Effects of insulin-like growth factor-1 (IGF-1) receptor signaling on rates of apoptosis in retina of dopamine beta hydroxylase (Dbh-/-) knockout mice.

We have investigated whether insulin-like growth factor-1 (IGF-1) receptor signaling alters rates of apoptosis in dopamine beta-hydroxylase (Dbh(-/-)) knockout mice. Retinal lysates from Dbh(-/-) and their heterozygote littermates (Dbh(+/-)) were used to examine the role of norepinephrine in the regulation of IGF-1 receptor signaling and apoptosis in the retina. Western blot analysis was done for protein levels of total and phosphorylated IGF-1 receptor, insulin receptor substrate-1 (IRS-1), insulin receptor substrate-2 (IRS-2), and Akt. A caspase 3 ELISA and dopamine ELISA were done on retinal lysates. To verify which regions of the retina were undergoing apoptosis, TUNEL labeling was performed. No changes in dopamine were noted between the KO and heterozygote mice. IGF-1 receptor phosphorylation was significantly decreased in Dbh(-/-) mice as compared to their heterozygote littermates (P<0.05 vs. heterozygous mice). IRS-1 protein phosphorylation was significantly decreased in KO mice (P<0.05 vs. heterozygous mice), while no significant changes were noted in IRS-2 protein phosphorylation. Akt protein phosphorylation was also reduced in the KO mice, likely leading to increased cleaved caspase 3 levels. The increase in apoptosis in the Dbh(-/-) mice occurred predominantly in the inner retina. Our results suggest that IGF-1 receptor signaling is reduced in the retina of mice with dysfunctional adrenergic receptor signaling. The data also indicate that IGF-1 receptor signaling occurs primarily through IRS-1, rather than IRS-2. The reduction in Akt phosphorylation, likely through reduced IGF-1 receptor signaling, could explain the increase in cleaved caspase 3, leading to apoptosis. These results suggest that alterations in adrenergic receptor signaling modulate IGF-1 receptor signaling, which can regulate apoptosis in the retina.

Beta-adrenergic receptor stimulation modulates iNOS protein levels through p38 and ERK1/2 signaling in human retinal endothelial cells.

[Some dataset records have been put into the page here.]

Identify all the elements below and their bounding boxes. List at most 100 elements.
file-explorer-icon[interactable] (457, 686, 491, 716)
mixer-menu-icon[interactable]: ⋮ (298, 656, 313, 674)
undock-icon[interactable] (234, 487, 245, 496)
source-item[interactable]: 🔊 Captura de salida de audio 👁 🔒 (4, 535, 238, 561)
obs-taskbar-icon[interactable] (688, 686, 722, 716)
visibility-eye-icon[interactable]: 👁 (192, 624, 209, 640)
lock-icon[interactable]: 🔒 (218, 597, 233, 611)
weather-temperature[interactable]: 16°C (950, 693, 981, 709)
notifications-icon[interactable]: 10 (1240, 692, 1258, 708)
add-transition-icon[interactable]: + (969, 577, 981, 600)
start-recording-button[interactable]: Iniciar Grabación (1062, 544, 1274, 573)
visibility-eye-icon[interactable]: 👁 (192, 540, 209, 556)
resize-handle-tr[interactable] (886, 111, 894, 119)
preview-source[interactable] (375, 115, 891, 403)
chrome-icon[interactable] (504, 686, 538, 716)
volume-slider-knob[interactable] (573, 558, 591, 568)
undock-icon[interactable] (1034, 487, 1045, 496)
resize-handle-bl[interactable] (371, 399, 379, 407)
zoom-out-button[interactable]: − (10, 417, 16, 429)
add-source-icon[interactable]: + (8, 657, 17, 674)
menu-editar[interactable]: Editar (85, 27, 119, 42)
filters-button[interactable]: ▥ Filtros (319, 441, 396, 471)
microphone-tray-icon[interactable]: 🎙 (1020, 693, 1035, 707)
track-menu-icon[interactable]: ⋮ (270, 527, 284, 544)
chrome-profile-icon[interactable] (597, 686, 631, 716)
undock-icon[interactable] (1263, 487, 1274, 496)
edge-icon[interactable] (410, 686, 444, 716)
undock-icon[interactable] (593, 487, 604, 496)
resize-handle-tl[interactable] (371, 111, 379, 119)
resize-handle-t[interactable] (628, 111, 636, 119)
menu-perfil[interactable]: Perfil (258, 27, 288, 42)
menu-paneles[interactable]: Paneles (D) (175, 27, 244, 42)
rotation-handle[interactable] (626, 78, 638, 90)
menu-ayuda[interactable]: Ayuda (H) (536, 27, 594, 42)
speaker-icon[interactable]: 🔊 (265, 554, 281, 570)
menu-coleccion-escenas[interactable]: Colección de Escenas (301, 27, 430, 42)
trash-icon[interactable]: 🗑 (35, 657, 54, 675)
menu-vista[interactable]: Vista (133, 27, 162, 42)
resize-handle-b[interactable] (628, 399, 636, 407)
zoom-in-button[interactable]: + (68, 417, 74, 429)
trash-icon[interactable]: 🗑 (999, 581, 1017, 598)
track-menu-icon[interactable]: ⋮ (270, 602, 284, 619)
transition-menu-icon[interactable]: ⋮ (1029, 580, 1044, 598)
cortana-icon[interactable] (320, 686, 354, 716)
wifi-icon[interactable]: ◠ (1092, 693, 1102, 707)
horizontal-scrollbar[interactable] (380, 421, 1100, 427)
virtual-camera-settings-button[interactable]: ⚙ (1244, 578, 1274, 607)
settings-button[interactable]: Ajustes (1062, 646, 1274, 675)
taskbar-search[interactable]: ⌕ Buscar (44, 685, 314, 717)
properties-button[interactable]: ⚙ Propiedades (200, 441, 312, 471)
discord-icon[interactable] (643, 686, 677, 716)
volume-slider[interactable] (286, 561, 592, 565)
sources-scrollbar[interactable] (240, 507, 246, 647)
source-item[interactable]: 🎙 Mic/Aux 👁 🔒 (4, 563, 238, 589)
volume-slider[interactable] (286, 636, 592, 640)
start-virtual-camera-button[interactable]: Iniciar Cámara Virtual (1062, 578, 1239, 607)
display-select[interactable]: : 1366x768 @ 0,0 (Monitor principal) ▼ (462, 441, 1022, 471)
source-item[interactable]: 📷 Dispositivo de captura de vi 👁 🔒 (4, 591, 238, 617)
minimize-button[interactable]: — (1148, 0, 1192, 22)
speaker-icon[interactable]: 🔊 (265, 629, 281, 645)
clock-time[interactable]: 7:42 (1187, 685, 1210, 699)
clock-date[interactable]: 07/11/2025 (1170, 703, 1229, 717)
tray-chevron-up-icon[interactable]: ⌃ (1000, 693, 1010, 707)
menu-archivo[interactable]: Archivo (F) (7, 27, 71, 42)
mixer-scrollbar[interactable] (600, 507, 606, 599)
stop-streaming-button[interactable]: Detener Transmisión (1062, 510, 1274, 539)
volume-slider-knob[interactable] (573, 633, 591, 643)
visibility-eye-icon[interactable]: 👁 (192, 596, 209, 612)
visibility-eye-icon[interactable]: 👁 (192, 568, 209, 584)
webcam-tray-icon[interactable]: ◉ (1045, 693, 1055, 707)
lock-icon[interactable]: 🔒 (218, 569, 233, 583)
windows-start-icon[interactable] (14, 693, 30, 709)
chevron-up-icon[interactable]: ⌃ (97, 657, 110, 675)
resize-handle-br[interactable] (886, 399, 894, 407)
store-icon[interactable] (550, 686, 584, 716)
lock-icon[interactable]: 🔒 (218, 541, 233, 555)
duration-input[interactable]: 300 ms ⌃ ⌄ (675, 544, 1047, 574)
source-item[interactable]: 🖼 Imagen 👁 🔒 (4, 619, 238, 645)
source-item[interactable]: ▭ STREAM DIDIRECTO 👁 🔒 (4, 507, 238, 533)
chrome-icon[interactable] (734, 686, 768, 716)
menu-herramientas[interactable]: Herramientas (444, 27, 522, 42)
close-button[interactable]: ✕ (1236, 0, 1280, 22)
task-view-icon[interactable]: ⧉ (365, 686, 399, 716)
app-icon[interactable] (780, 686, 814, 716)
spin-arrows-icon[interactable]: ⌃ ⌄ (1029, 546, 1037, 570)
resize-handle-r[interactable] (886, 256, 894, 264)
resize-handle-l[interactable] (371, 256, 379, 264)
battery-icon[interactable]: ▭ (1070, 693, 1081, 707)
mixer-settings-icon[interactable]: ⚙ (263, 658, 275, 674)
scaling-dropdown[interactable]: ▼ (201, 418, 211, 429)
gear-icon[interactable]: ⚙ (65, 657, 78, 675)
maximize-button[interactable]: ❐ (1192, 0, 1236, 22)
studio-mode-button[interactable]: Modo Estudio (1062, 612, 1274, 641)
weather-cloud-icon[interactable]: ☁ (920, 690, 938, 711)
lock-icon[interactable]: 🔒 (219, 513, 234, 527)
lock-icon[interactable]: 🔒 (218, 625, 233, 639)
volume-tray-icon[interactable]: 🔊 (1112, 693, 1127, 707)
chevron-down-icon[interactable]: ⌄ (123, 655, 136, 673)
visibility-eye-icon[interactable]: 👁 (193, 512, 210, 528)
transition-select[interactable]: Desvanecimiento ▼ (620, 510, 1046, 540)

Diabetic retinopathy is the leading cause of blindness in working-age adults. Recently, data has suggested that some of the pathological changes that occur in the diabetic retina may be due to increased expression of inflammatory markers. We have previously reported that human retinal endothelial cells cultured in high glucose show increased protein levels of iNOS, which were reduced when cells were pre-treated with a beta-1-adrenergic receptor agonist, xamoterol. The cellular signaling involved in this response is not known. The hypothesis of this study was that modulation of PKA activity through beta-adrenergic receptor stimulation can alter members of the mitogen-activated protein kinase (MAP kinase) family to regulate iNOS protein levels. To address this hypothesis, human retinal endothelial cells were grown in high glucose medium, treated with xamoterol, and immunoblotting and ELISA analyses were done to evaluate cellular signaling of PKA, p38 MAP kinase, and p42/p44 MAP kinase. The results indicate that treatment with xamoterol significantly reduced PKA levels in the retinal endothelial cells cultured in high glucose. This reduction in PKA was followed by decreased ratios of phosphorylated p42/p44 and p38 MAP kinases. Blockade of p42/p44 or p38 signaling could restore iNOS protein levels to those prior to xamoterol stimulation, suggesting that beta-adrenergic receptor regulates iNOS protein levels through regulation of PKA and MAP kinase signaling. These results offer new avenues for therapeutic intervention for retinal diseases that involve altered inflammatory marker expression.